History of Research
Main article: Evolutionary linguisticsLate 18th to early 19th century European scholarship assumed that the languages of the world reflected various stages in the development from primitive to advanced speech, culminating in the Indo-European languages, seen as the most advanced.
Modern linguistics does not begin until the late 18th century, and the Romantic or animist theses of Johann Gottfried Herder and Johann Christoph Adelung remained influential well into the 19th century. The question of language origins seemed inaccessible to methodical approaches, and in 1866 the Linguistic Society of Paris famously banned all discussion of the origin of language, deeming it to be an unanswerable problem. An increasingly systematic approach to historical linguistics developed in the course of the 19th century, reaching its culmination in the Neogrammarian school of Karl Brugmann and others.

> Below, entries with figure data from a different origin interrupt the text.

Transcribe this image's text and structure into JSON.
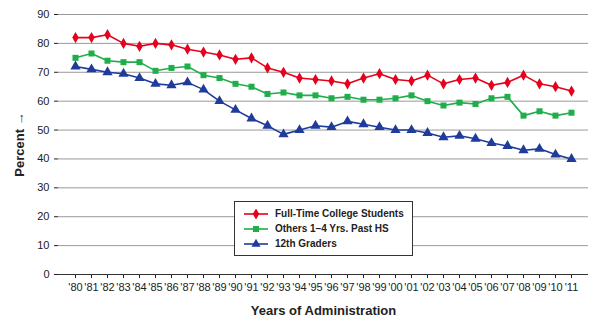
{
  "chart_data": {
    "type": "line",
    "x_label": "Years of Administration",
    "y_label": "Percent",
    "categories": [
      "'80",
      "'81",
      "'82",
      "'83",
      "'84",
      "'85",
      "'86",
      "'87",
      "'88",
      "'89",
      "'90",
      "'91",
      "'92",
      "'93",
      "'94",
      "'95",
      "'96",
      "'97",
      "'98",
      "'99",
      "'00",
      "'01",
      "'02",
      "'03",
      "'04",
      "'05",
      "'06",
      "'07",
      "'08",
      "'09",
      "'10",
      "'11"
    ],
    "series": [
      {
        "name": "Full-Time College Students",
        "color": "#e5001c",
        "marker": "diamond",
        "line_style": "solid",
        "values": [
          82,
          82,
          83,
          80,
          79,
          80,
          79.5,
          78,
          77,
          76,
          74.5,
          75,
          71.5,
          70,
          68,
          67.5,
          67,
          66,
          68,
          69.5,
          67.5,
          67,
          69,
          66,
          67.5,
          68,
          65.5,
          66.5,
          69,
          66,
          65,
          63.5
        ]
      },
      {
        "name": "Others 1–4 Yrs. Past HS",
        "color": "#1fae4a",
        "marker": "square",
        "line_style": "solid",
        "values": [
          75,
          76.5,
          74,
          73.5,
          73.5,
          70.5,
          71.5,
          72,
          69,
          68,
          66,
          65,
          62.5,
          63,
          62,
          62,
          61,
          61.5,
          60.5,
          60.5,
          61,
          62,
          60,
          58.5,
          59.5,
          59,
          61,
          61.5,
          55,
          56.5,
          55,
          56
        ]
      },
      {
        "name": "12th Graders",
        "color": "#1f3c9c",
        "marker": "triangle",
        "line_style": "solid",
        "values": [
          72,
          71,
          70,
          69.5,
          68,
          66,
          65.5,
          66.5,
          64,
          60,
          57,
          54,
          51.5,
          48.5,
          50,
          51.5,
          51,
          53,
          52,
          51,
          50,
          50,
          49,
          47.5,
          48,
          47,
          45.5,
          44.5,
          43,
          43.5,
          41.5,
          40
        ]
      }
    ],
    "ylim": [
      0,
      90
    ],
    "yticks": [
      0,
      10,
      20,
      30,
      40,
      50,
      60,
      70,
      80,
      90
    ],
    "grid": true,
    "legend": "lower center"
  }
}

However, scholarly interest in the question of the origin of language has only gradually been rekindled from the 1950s on (and then controversially) with ideas such as universal grammar, mass comparison and glottochronology.
The "origin of language" as a subject in its own right emerged out of studies in neurolinguistics, psycholinguistics and human evolution. The Linguistic Bibliography introduced "Origin of language" as a separate heading in 1988, as a sub-topic of psycholinguistics. Dedicated research institutes of evolutionary linguistics are a recent phenomenon, emerging only in the 1990s.